With the presidents looking on, Chinese and Venezuelan government ministers put their signatures to eight agreements, including one establishing a high-level standing commission to oversee bilateral cooperation and others creating formal ties between the respective foreign-service institutes and information ministries.
Another accord authorizes China’s state-owned CNPC oil company and Venezuelan counterpart PdVSA to beginning drafting a contract for joint exploitation of the Junin 4 block in Venezuela’s Orinoco Belt.
China’s development bank also pledged to finance 75 percent of the cost of building 20,000 units of low-cost housing in Venezuela, and the two governments signed an agreement in principle to promote Chinese group tours to Venezuela.
On the all-important energy front, Chavez said Venezuela aims to be supplying China with 500,000 barrels per day of oil within a “few years,” and to double that figure at some point between 2011 and 2020.
“We should be at a half-million (bpd) in 2009 and at a million in the following decade,” he said.

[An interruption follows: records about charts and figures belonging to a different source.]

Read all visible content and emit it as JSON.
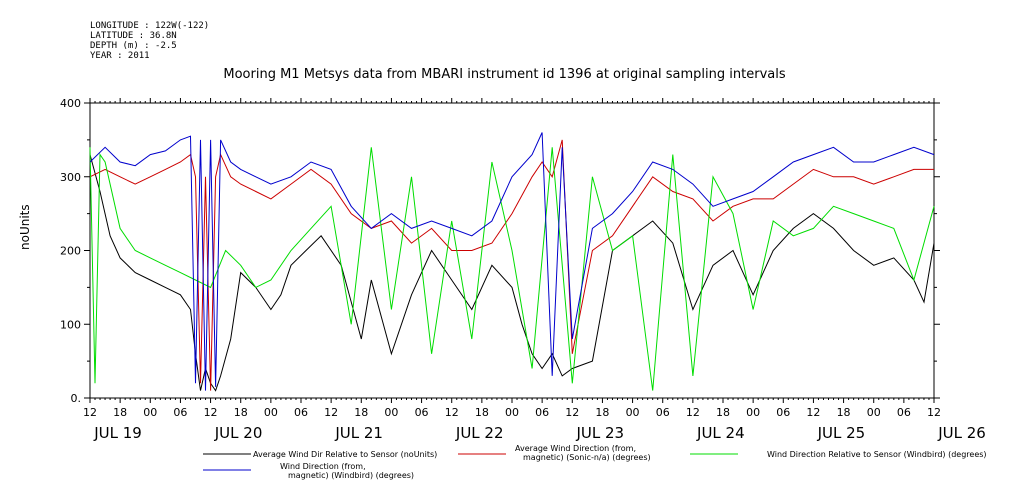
{
  "header": {
    "lines": [
      "LONGITUDE : 122W(-122)",
      "LATITUDE : 36.8N",
      "DEPTH (m) : -2.5",
      "YEAR : 2011"
    ]
  },
  "chart_data": {
    "type": "line",
    "title": "Mooring M1 Metsys data from MBARI instrument id 1396 at original sampling intervals",
    "ylabel": "noUnits",
    "xlabel": "",
    "ylim": [
      0,
      400
    ],
    "y_ticks": [
      0,
      100,
      200,
      300,
      400
    ],
    "y_tick_labels": [
      "0.",
      "100",
      "200",
      "300",
      "400"
    ],
    "x_range_hours": [
      0,
      168
    ],
    "x_hour_ticks": [
      "12",
      "18",
      "00",
      "06",
      "12",
      "18",
      "00",
      "06",
      "12",
      "18",
      "00",
      "06",
      "12",
      "18",
      "00",
      "06",
      "12",
      "18",
      "00",
      "06",
      "12",
      "18",
      "00",
      "06",
      "12",
      "18",
      "00",
      "06",
      "12"
    ],
    "x_date_labels": [
      {
        "label": "JUL 19",
        "hour": 0
      },
      {
        "label": "JUL 20",
        "hour": 24
      },
      {
        "label": "JUL 21",
        "hour": 48
      },
      {
        "label": "JUL 22",
        "hour": 72
      },
      {
        "label": "JUL 23",
        "hour": 96
      },
      {
        "label": "JUL 24",
        "hour": 120
      },
      {
        "label": "JUL 25",
        "hour": 144
      },
      {
        "label": "JUL 26",
        "hour": 168
      }
    ],
    "grid": false,
    "legend_position": "bottom",
    "series": [
      {
        "name": "Average Wind Dir Relative to Sensor (noUnits)",
        "color": "#000000",
        "x": [
          0,
          2,
          4,
          6,
          9,
          12,
          15,
          18,
          20,
          21,
          22,
          23,
          24,
          25,
          26,
          28,
          30,
          33,
          36,
          38,
          40,
          43,
          46,
          50,
          54,
          56,
          60,
          64,
          68,
          72,
          76,
          80,
          84,
          86,
          88,
          90,
          92,
          94,
          96,
          100,
          104,
          108,
          112,
          116,
          120,
          124,
          128,
          132,
          136,
          140,
          144,
          148,
          152,
          156,
          160,
          164,
          166,
          168
        ],
        "y": [
          330,
          280,
          220,
          190,
          170,
          160,
          150,
          140,
          120,
          60,
          10,
          40,
          20,
          10,
          30,
          80,
          170,
          150,
          120,
          140,
          180,
          200,
          220,
          180,
          80,
          160,
          60,
          140,
          200,
          160,
          120,
          180,
          150,
          100,
          60,
          40,
          60,
          30,
          40,
          50,
          200,
          220,
          240,
          210,
          120,
          180,
          200,
          140,
          200,
          230,
          250,
          230,
          200,
          180,
          190,
          160,
          130,
          210
        ]
      },
      {
        "name": "Average Wind Direction (from, magnetic) (Sonic-n/a) (degrees)",
        "color": "#cc0000",
        "x": [
          0,
          3,
          6,
          9,
          12,
          15,
          18,
          20,
          21,
          22,
          23,
          24,
          25,
          26,
          28,
          30,
          33,
          36,
          40,
          44,
          48,
          52,
          56,
          60,
          64,
          68,
          72,
          76,
          80,
          84,
          88,
          90,
          92,
          94,
          96,
          100,
          104,
          108,
          112,
          116,
          120,
          124,
          128,
          132,
          136,
          140,
          144,
          148,
          152,
          156,
          160,
          164,
          168
        ],
        "y": [
          300,
          310,
          300,
          290,
          300,
          310,
          320,
          330,
          300,
          20,
          300,
          10,
          300,
          330,
          300,
          290,
          280,
          270,
          290,
          310,
          290,
          250,
          230,
          240,
          210,
          230,
          200,
          200,
          210,
          250,
          300,
          320,
          300,
          350,
          60,
          200,
          220,
          260,
          300,
          280,
          270,
          240,
          260,
          270,
          270,
          290,
          310,
          300,
          300,
          290,
          300,
          310,
          310
        ]
      },
      {
        "name": "Wind Direction Relative to Sensor (Windbird) (degrees)",
        "color": "#00dd00",
        "x": [
          0,
          1,
          2,
          3,
          6,
          9,
          12,
          15,
          18,
          21,
          24,
          27,
          30,
          33,
          36,
          40,
          44,
          48,
          52,
          56,
          60,
          64,
          68,
          72,
          76,
          80,
          84,
          88,
          92,
          96,
          100,
          104,
          108,
          112,
          116,
          120,
          124,
          128,
          132,
          136,
          140,
          144,
          148,
          152,
          156,
          160,
          164,
          168
        ],
        "y": [
          340,
          20,
          330,
          320,
          230,
          200,
          190,
          180,
          170,
          160,
          150,
          200,
          180,
          150,
          160,
          200,
          230,
          260,
          100,
          340,
          120,
          300,
          60,
          240,
          80,
          320,
          200,
          40,
          340,
          20,
          300,
          200,
          220,
          10,
          330,
          30,
          300,
          250,
          120,
          240,
          220,
          230,
          260,
          250,
          240,
          230,
          160,
          260
        ]
      },
      {
        "name": "Wind Direction (from, magnetic) (Windbird) (degrees)",
        "color": "#0000cc",
        "x": [
          0,
          3,
          6,
          9,
          12,
          15,
          18,
          20,
          21,
          22,
          23,
          24,
          25,
          26,
          28,
          30,
          33,
          36,
          40,
          44,
          48,
          52,
          56,
          60,
          64,
          68,
          72,
          76,
          80,
          84,
          88,
          90,
          92,
          94,
          96,
          100,
          104,
          108,
          112,
          116,
          120,
          124,
          128,
          132,
          136,
          140,
          144,
          148,
          152,
          156,
          160,
          164,
          168
        ],
        "y": [
          320,
          340,
          320,
          315,
          330,
          335,
          350,
          355,
          20,
          350,
          10,
          350,
          15,
          350,
          320,
          310,
          300,
          290,
          300,
          320,
          310,
          260,
          230,
          250,
          230,
          240,
          230,
          220,
          240,
          300,
          330,
          360,
          30,
          340,
          80,
          230,
          250,
          280,
          320,
          310,
          290,
          260,
          270,
          280,
          300,
          320,
          330,
          340,
          320,
          320,
          330,
          340,
          330
        ]
      }
    ]
  },
  "legend": {
    "items": [
      {
        "label1": "Average Wind Dir Relative to Sensor (noUnits)",
        "label2": ""
      },
      {
        "label1": "Average Wind Direction (from,",
        "label2": "magnetic) (Sonic-n/a) (degrees)"
      },
      {
        "label1": "Wind Direction Relative to Sensor (Windbird) (degrees)",
        "label2": ""
      },
      {
        "label1": "Wind Direction (from,",
        "label2": "magnetic) (Windbird) (degrees)"
      }
    ]
  }
}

Venezuela, the world’s fifth-leading oil exporter, is actively seeking to lessen its dependence on sales to the United States, currently the main customer for the Andean nation’s crude.
In a related matter, Chavez also announced here that his country will increase twofold this winter the amount of heating fuel it provides at a discount to poor households in the U.S. Northeast, building on an initiative launched in the fall of 2005.
“We’re going to do it. We’re going to double the heating-fuel program, beginning in the month of October and principally in November, December, January and February,” the Venezuelan leader said.
He told reporters that CITGO Petroleum, PdVSA’s Houston-based U.S. subsidiary, “already has instructions in this regard.”
CITGO says it sold 40 million gallons (150 million liters) of heating-fuel at reduced prices last winter to more than 181,000 households and hundreds of homeless shelters in the states of Massachusetts, New York, Maine, Rhode Island, Vermont, Connecticut, Delaware and Pennsylvania.
Some Chavez critics claim the subsidized-fuel program is more about burnishing the Venezuelan leader’s image in the United States than about helping the needy.